Fan Fiction
I was making up stories about my favorite book, television, and film characters long before I ever thought about writing them down. Writers have a tendency to fall in love with characters and stories, and many hone their skills by practicing on others’ characters before playing with their own.
There is a somewhat mean-spirited saying in the writing world about “playing in someone else’s sandbox.” Not all creators feel this way; some are flattered that other writers want to play along. (I, for one, am delighted when I see fanfic or fan art of my work.) But there has long been a stigma regarding fan fiction that I think is finally fading. This idea that fanfic authors have no original ideas, or are somehow incapable of being “real” writers (whatever counts as “real”… which is another topic altogether).
I didn’t know fan fiction was a thing until I was in college. I mean, I wrote stories based on my favorite show, etc., but I had no idea there was an entire community of people who did this. Keep in mind that the Internet wasn’t a whole big thing yet at the time, so my revelation came in the guise of a class regarding fan psychology, in which we read Henry Jenkins’ Textual Poachers. That text blew my mind. Not long after, I found fanzines and began submitting my work.
Not all of it, of course. The first piece of fanfic I can recall writing—like, literally writing down—was something called “Mac’s Night Out.” It was MacGyver and Murdoc getting drunk, I think? I probably still have a copy of it somewhere, but it never got published in a zine.
Also never published was my series The Bay Chronicles. That series is an utter disaster that only exists in a handful of printed copies since the disks that contained it can no longer be accessed (nor does anyone still use Microsoft Works). I will say that I’m retyping this series [on unlinked pages], if only to have it in electronic form. But I promise you, it’s not worth reading. It makes almost no sense at all, is a total mishmash of… Gah, everything I liked at the time plus some original stuff I was working on… It’s dreadful in a million ways, and even as I retype it, which of course requires me to re-read it, I see what a child I was at the time I wrote it and hate myself a bit.
That aside, I did have a moderately good run as a fanfic author back when zines were still a thing. I used to be invited to cons as a guest fanfic author, which was always flattering, and then also very funny because organizers would be so surprised at how young I was when I turned up. Sometimes I was too young to go into the “adult” rooms at the cons!

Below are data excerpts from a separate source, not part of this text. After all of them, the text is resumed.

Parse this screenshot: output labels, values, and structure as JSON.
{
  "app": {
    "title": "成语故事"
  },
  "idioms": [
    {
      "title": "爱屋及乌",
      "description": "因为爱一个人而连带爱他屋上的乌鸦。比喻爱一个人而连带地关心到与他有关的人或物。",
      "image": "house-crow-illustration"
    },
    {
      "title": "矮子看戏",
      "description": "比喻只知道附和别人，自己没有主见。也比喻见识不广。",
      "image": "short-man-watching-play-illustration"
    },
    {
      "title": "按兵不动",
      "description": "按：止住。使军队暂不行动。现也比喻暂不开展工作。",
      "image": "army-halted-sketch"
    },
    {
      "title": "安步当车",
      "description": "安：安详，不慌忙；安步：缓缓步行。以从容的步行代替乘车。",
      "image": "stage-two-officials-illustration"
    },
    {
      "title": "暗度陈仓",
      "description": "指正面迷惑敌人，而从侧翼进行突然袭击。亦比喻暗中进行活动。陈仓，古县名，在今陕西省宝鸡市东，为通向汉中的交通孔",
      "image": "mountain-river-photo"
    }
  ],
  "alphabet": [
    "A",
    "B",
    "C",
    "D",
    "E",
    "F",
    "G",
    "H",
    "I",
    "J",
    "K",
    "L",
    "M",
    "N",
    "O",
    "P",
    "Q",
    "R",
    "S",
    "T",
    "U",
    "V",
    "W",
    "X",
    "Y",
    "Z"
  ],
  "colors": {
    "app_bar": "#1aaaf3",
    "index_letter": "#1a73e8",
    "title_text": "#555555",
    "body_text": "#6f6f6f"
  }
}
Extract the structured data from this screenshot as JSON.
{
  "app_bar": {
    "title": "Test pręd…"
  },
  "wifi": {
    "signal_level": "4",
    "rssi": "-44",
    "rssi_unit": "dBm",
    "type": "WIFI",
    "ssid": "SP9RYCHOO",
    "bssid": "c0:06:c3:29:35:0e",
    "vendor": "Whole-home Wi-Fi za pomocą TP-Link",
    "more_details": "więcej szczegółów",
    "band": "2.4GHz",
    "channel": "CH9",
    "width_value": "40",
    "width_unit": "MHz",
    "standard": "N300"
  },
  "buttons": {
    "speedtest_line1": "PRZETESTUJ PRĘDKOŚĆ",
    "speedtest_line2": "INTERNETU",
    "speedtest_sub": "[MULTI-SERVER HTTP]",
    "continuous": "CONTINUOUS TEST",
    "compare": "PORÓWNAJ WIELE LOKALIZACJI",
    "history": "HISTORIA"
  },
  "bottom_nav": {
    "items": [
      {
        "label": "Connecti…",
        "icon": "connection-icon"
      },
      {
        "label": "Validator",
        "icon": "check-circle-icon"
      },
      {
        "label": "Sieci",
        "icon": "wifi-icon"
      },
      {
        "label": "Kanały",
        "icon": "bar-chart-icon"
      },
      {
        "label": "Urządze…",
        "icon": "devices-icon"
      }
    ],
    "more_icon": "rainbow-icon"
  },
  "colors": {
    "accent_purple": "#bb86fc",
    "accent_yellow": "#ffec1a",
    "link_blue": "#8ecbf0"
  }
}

I’ve slowly been reposting those old zine stories on Archive of Our Own (AO3) under the name zmethos. (Short for “Zeistmeister Methos,” a nickname from my college days, which is, again, another story.) My best and longest work, though, came in the post-zine era: the Sherlock series known as A Game of Hearts, which consists of seven stories based on BBC’s Sherlock. They were all written after the first series and before the second, so reading them now is like reading an alternative timeline for the show. My other favorite fic that I’ve written is the Highlander story “Setting Love Free.”
I used to want to hide my fanfic. I used to think that, if I wanted to be taken seriously as an author or screenwriter, I couldn’t be associated with that stuff. But as I’ve mentioned, times seem to be changing. More and more people acknowledge fanfic writing as a valid way of starting out. I think I have more fans of my fics than I do of my original work anyway. I hope that won’t always be true, but it makes me happy to know people like something I’ve written, even if it’s fan fiction.
P.S. This one was mine. “The Bane” was actually my undergraduate screenwriting thesis, which I wrote based on the fic that had already been published in Texas Extra: Special Langlinais Edition. The comments on the Fanlore page came from my old author Web site. The story version is up at AO3 now.